As can be seen, the recent events impacted the way people view the housing market in the US. As Millennials and Generation Z buyers enter the market, the demands shift according to their values and concerns. Coupled with the pandemic, the economy changed to respond to the new hybrid or fully remote lifestyle (Richardson). Thus, the housing market grows, helping the country’s economy recover from losses that it suffered at the start of the pandemic.

However, the US is still affected by COVID-19 – the change in the work-life of its residents does not fully protect many businesses from closing. The economy will continue to struggle with supply shortages and workers’ health risks. While the housing market is growing, leading to positive changes in the country’s future, the impact of the pandemic is still devastating enough to leave a long-lasting impression.

Conclusion

In summary, the housing market continues to evolve under the influence of such events as the COVID-19 pandemic. The restrictions led to people changing their lifestyles, which impacted the needs of homebuyers all over the world. Globally, some countries were able to rebuild their housing market and find new demand. Others are still struggling to raise the number of new sales. The market is currently growing in the US, although the interest has shifted to such cities as Nashville and Phoenix. The economy is supported by increasing sales numbers and a new influx of buyers.

The present research is based on a combination of economic reports, news articles, and academic papers. Nevertheless, many of these sources use prediction rather than data to discuss future trends. This tendency can be explained by a rather unpredictable progression of the pandemic and people’s changing values. More information on peoples’ evolving demands is necessary to continue this exploration. Furthermore, one can also collect more data on other major concerns in the housing market, such as climate change and the digital transformation of business.
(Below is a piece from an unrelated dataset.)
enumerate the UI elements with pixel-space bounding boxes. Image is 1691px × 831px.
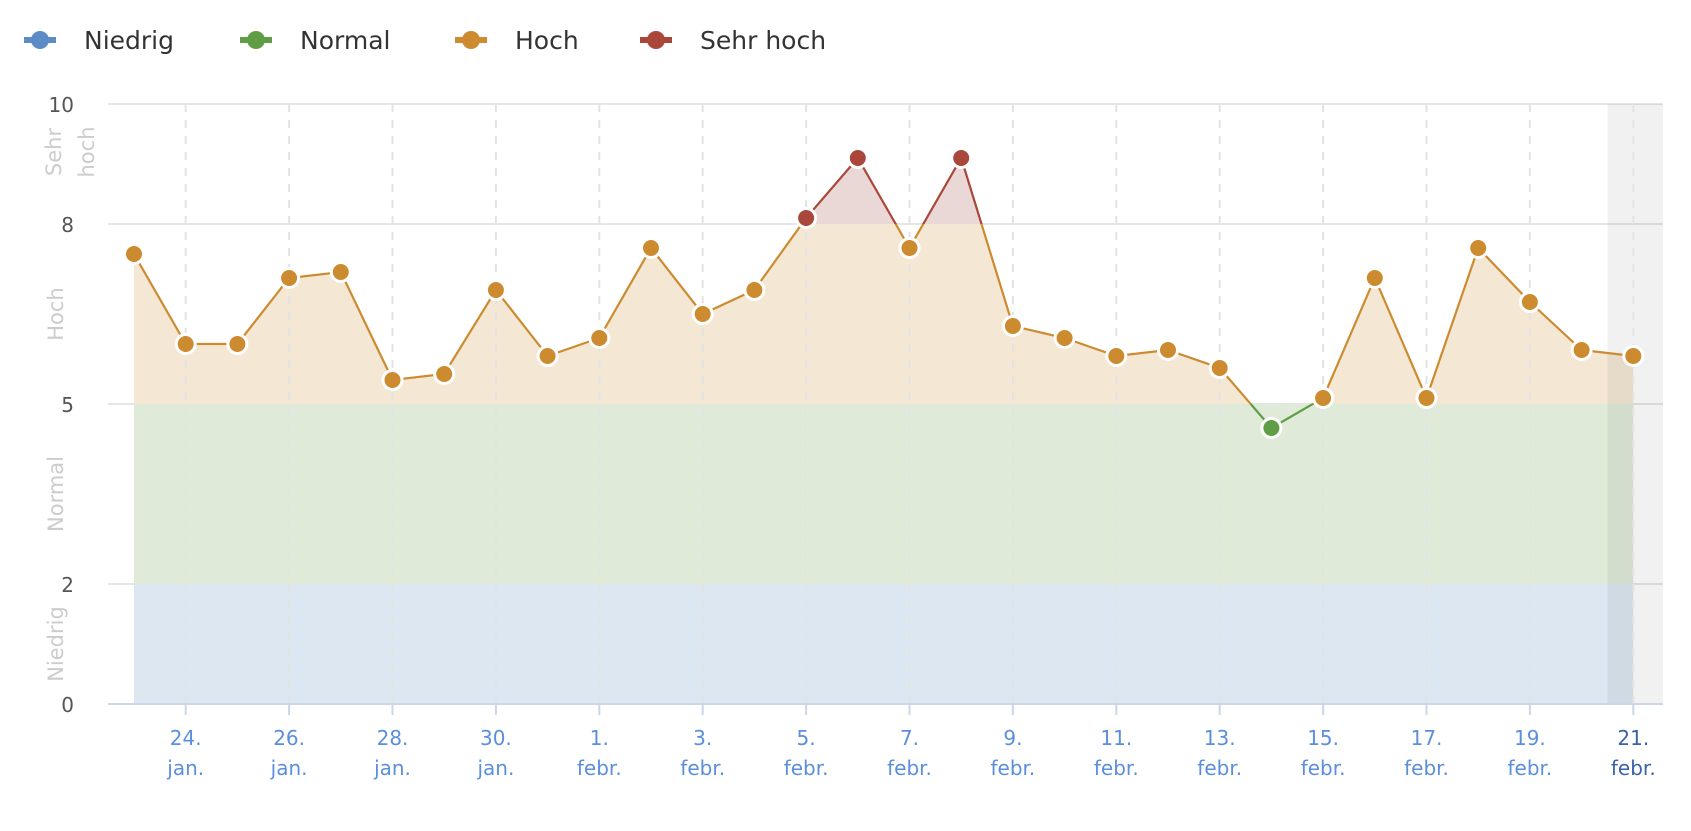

Currently, many different predictions about the housing market’s future exist. Some specialists say that the sales will grow as buyers continue preferring cheaper and less explored areas for housing. However, there also exists a question of whether the changes made to one’s workplace during the pandemic will revert to their old form. Therefore, one suggestion for future research is to collect data about people’s opinions and businesses’ views on this topic. If the adopted technology is abandoned after the pandemic, the market may start experiencing old problems of overpopulated regions with high prices and low supply.

Works Cited

Cheung, Ka Shing, et al. “Housing Market in the Time of Pandemic: A Price Gradient Analysis from the COVID-19 Epicentre in China.” Journal of Risk and Financial Management, vol. 14, no. 3, 202, p. 108, Web.

Delmendo, Lalaine C. “Despite Pandemic-Induced Recession, Italy Remains Steady.” GlobalPropertyGuide, Web.
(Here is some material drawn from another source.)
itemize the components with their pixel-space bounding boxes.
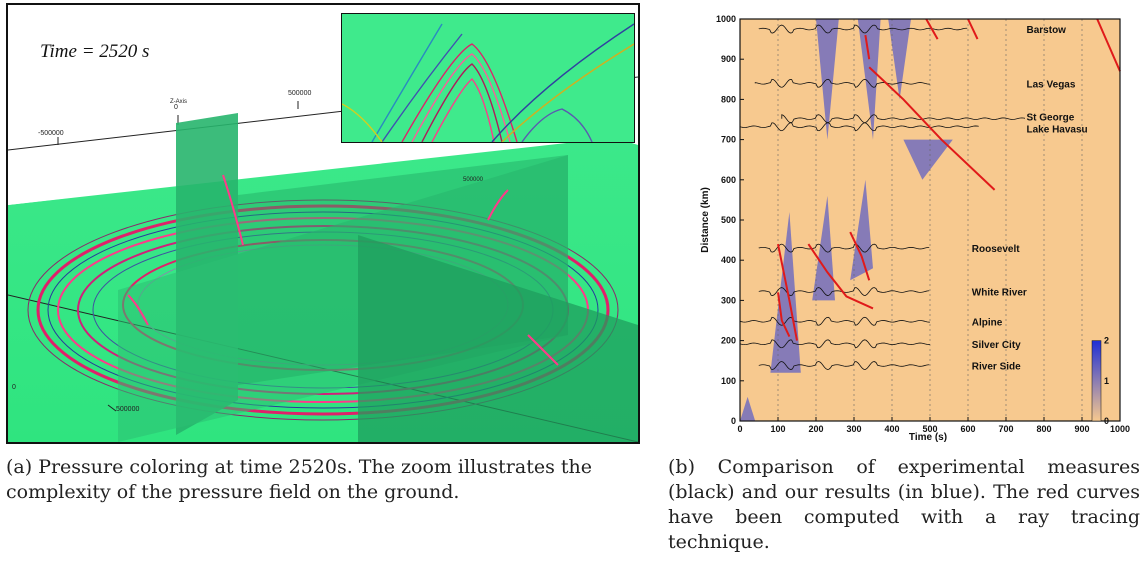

“Emerging Trends in Real Estate 2022.” PwC, Web.

“Emerging Trends in Real Estate: The Global Outlook for 2021.” PwC, Web.

Farrer, Martin. “The Guardian, 2021, Web.
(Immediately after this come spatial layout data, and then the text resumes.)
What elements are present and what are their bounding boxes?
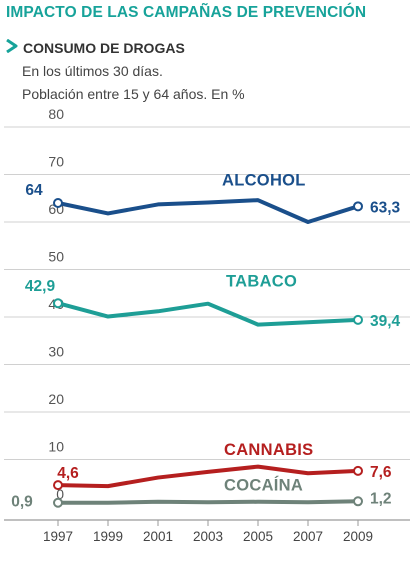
chart-subtitle: CONSUMO DE DROGAS <box>23 40 185 56</box>
series-point-alcohol <box>53 198 63 208</box>
y-tick-label: 50 <box>48 249 64 265</box>
y-tick-label: 80 <box>48 106 64 122</box>
series-point-cannabis <box>53 480 63 491</box>
note-population: Población entre 15 y 64 años. En % <box>22 86 245 102</box>
series-name-label: ALCOHOL <box>222 172 306 190</box>
series-point-alcohol <box>353 201 363 212</box>
series-start-label: 64 <box>25 182 43 199</box>
chevron-right-icon <box>6 38 18 58</box>
series-start-label: 4,6 <box>57 465 79 482</box>
series-point-tabaco <box>353 314 363 325</box>
chart-title: IMPACTO DE LAS CAMPAÑAS DE PREVENCIÓN <box>6 4 367 21</box>
series-line-cannabis <box>56 464 360 489</box>
x-tick-label: 2007 <box>293 529 323 544</box>
x-tick-label: 2009 <box>343 529 373 544</box>
x-tick-label: 2001 <box>143 529 173 544</box>
subtitle-row: CONSUMO DE DROGAS <box>6 38 185 58</box>
series-end-label: 39,4 <box>370 313 401 330</box>
series-point-cocaína <box>353 496 363 507</box>
series-end-label: 63,3 <box>370 199 401 216</box>
note-period: En los últimos 30 días. <box>22 63 163 79</box>
series-end-label: 1,2 <box>370 490 392 507</box>
series-line-cocaína <box>56 499 360 505</box>
y-tick-label: 20 <box>48 391 64 407</box>
y-tick-label: 10 <box>48 439 64 455</box>
y-tick-label: 0 <box>56 486 64 502</box>
series-name-label: CANNABIS <box>224 441 313 459</box>
y-tick-label: 30 <box>48 344 64 360</box>
series-start-label: 0,9 <box>11 494 33 511</box>
series-name-label: COCAÍNA <box>224 475 303 494</box>
x-tick-label: 2003 <box>193 529 223 544</box>
series-name-label: TABACO <box>226 273 297 291</box>
series-point-cocaína <box>53 497 63 508</box>
x-tick-label: 2005 <box>243 529 273 544</box>
series-start-label: 42,9 <box>25 278 56 295</box>
series-line-tabaco <box>56 301 360 327</box>
y-tick-label: 70 <box>48 154 64 170</box>
series-line-alcohol <box>56 198 360 224</box>
x-tick-label: 1997 <box>43 529 73 544</box>
series-end-label: 7,6 <box>370 464 392 481</box>
series-point-cannabis <box>353 465 363 476</box>
x-tick-label: 1999 <box>93 529 123 544</box>
series-point-tabaco <box>53 298 63 309</box>
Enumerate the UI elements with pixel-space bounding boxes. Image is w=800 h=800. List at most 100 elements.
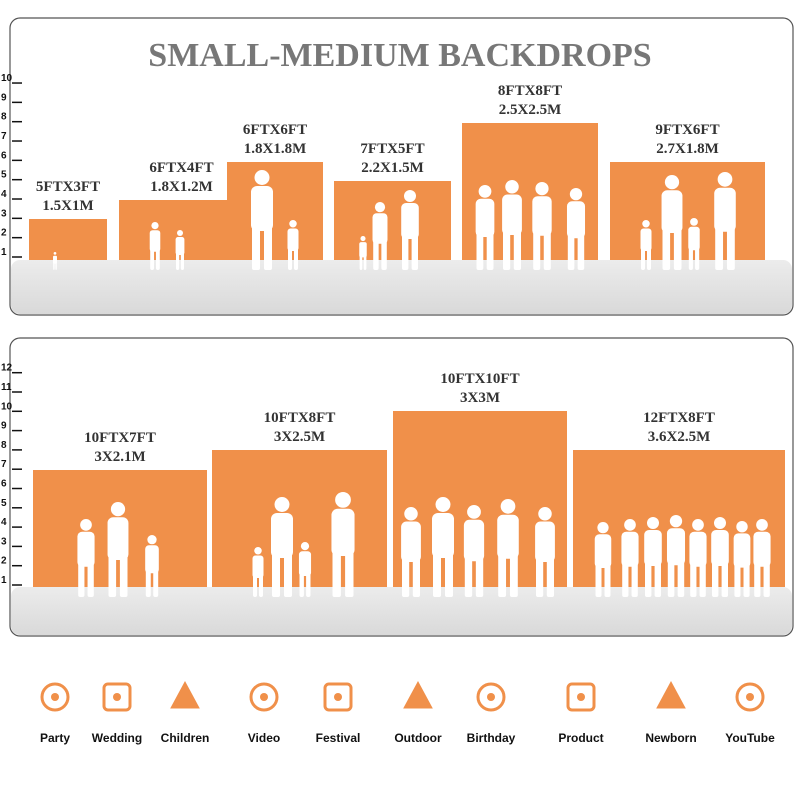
silhouette [644,517,662,597]
silhouette [252,547,264,597]
scale-label: 12 [1,363,13,374]
silhouette-leg [78,558,85,597]
silhouette-head [717,172,733,187]
silhouette-body [666,528,686,566]
floor [11,260,792,314]
silhouette [77,519,95,597]
silhouette-leg [259,572,263,597]
scale-label: 1 [1,575,7,586]
silhouette-leg [264,220,272,270]
silhouette [535,507,555,597]
silhouette-leg [176,250,180,270]
silhouette-leg [108,549,117,597]
silhouette [733,521,751,597]
silhouette-head [736,521,748,533]
icon-dot [746,693,754,701]
silhouette-leg [253,572,257,597]
backdrop [610,162,765,260]
silhouette [661,175,683,270]
silhouette-head [53,252,57,255]
size-feet: 5FTX3FT [36,179,100,195]
silhouette-leg [153,566,159,597]
icon-shape [249,682,279,712]
silhouette-leg [55,261,57,270]
silhouette-body [502,194,522,235]
silhouette-leg [577,229,585,270]
silhouette [689,519,707,597]
silhouette-leg [284,547,292,597]
silhouette-leg [743,559,750,597]
silhouette [251,170,273,270]
silhouette-leg [667,556,675,597]
silhouette [359,236,367,270]
category-label: Party [40,731,70,745]
icon-shape [323,682,353,712]
category-label: Children [161,731,210,745]
category-icon [249,682,279,712]
silhouette-leg [595,559,602,597]
category-label: Festival [316,731,361,745]
category-label: Birthday [467,731,516,745]
silhouette-leg [543,226,551,270]
silhouette-head [505,180,519,194]
silhouette [175,230,185,270]
size-feet: 6FTX4FT [149,160,213,176]
silhouette-leg [359,253,363,270]
category-icon [403,680,433,709]
silhouette-leg [734,559,741,597]
size-meters: 2.7X1.8M [656,141,719,157]
silhouette-leg [726,221,735,270]
scale-label: 10 [1,73,13,84]
silhouette-leg [567,229,575,270]
icon-dot [487,693,495,701]
size-feet: 8FTX8FT [498,83,562,99]
scale-label: 9 [1,92,7,103]
icon-shape [476,682,506,712]
silhouette-body [107,517,129,560]
silhouette-head [147,535,157,545]
scale-label: 11 [1,382,12,393]
silhouette-leg [673,222,682,270]
size-meters: 3X2.1M [94,449,145,465]
icon-dot [667,693,675,701]
silhouette-body [271,513,293,558]
icon-dot [414,693,422,701]
size-feet: 12FTX8FT [643,410,715,426]
silhouette-leg [536,552,544,597]
silhouette [432,497,454,597]
backdrop [29,219,107,260]
silhouette-head [177,230,183,236]
size-feet: 10FTX8FT [264,410,336,426]
silhouette-body [331,508,355,556]
size-meters: 1.5X1M [42,198,93,214]
silhouette-leg [498,548,507,597]
scale-label: 10 [1,401,13,412]
silhouette [107,502,129,597]
category-icon [170,680,200,709]
icon-dot [334,693,342,701]
silhouette [372,202,388,270]
scale-label: 2 [1,228,7,239]
icon-dot [260,693,268,701]
silhouette-leg [272,547,280,597]
icon-dot [181,693,189,701]
scale-label: 8 [1,440,7,451]
silhouette [145,535,159,597]
silhouette-leg [654,557,661,597]
silhouette [753,519,771,597]
silhouette-leg [180,250,184,270]
size-meters: 3X3M [460,390,500,406]
backdrop [227,162,323,260]
icon-dot [577,693,585,701]
silhouette-head [254,547,262,555]
silhouette-head [274,497,290,512]
silhouette-head [151,222,159,230]
silhouette-body [401,521,421,562]
scale-label: 4 [1,189,7,200]
scale-label: 6 [1,150,7,161]
silhouette-leg [662,222,671,270]
category-icon [323,682,353,712]
silhouette [287,220,299,270]
silhouette [298,542,312,597]
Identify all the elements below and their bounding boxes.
Liu, Sitian, and Yichen Su. “The Impact of the Covid-19 Pandemic on the Demand for Density: Evidence from the US Housing Market.” Economics Letters, vol. 207, 2021, p. 110010, Web.

Richardson, Brenda. “Experts Predict What the Housing Market Will Look Like in 2022.” Forbes, Web.

Statista Research Department. “Global Housing Market – Statistics & Facts.” Statista, 2021, Web.

Tajani, Francesco, et al. “An Assessment Methodology for the Evaluation of the Impacts of the COVID-19 Pandemic on the Italian Housing Market Demand.” Buildings, vol. 11, no. 12, 2021, p. 592, Web.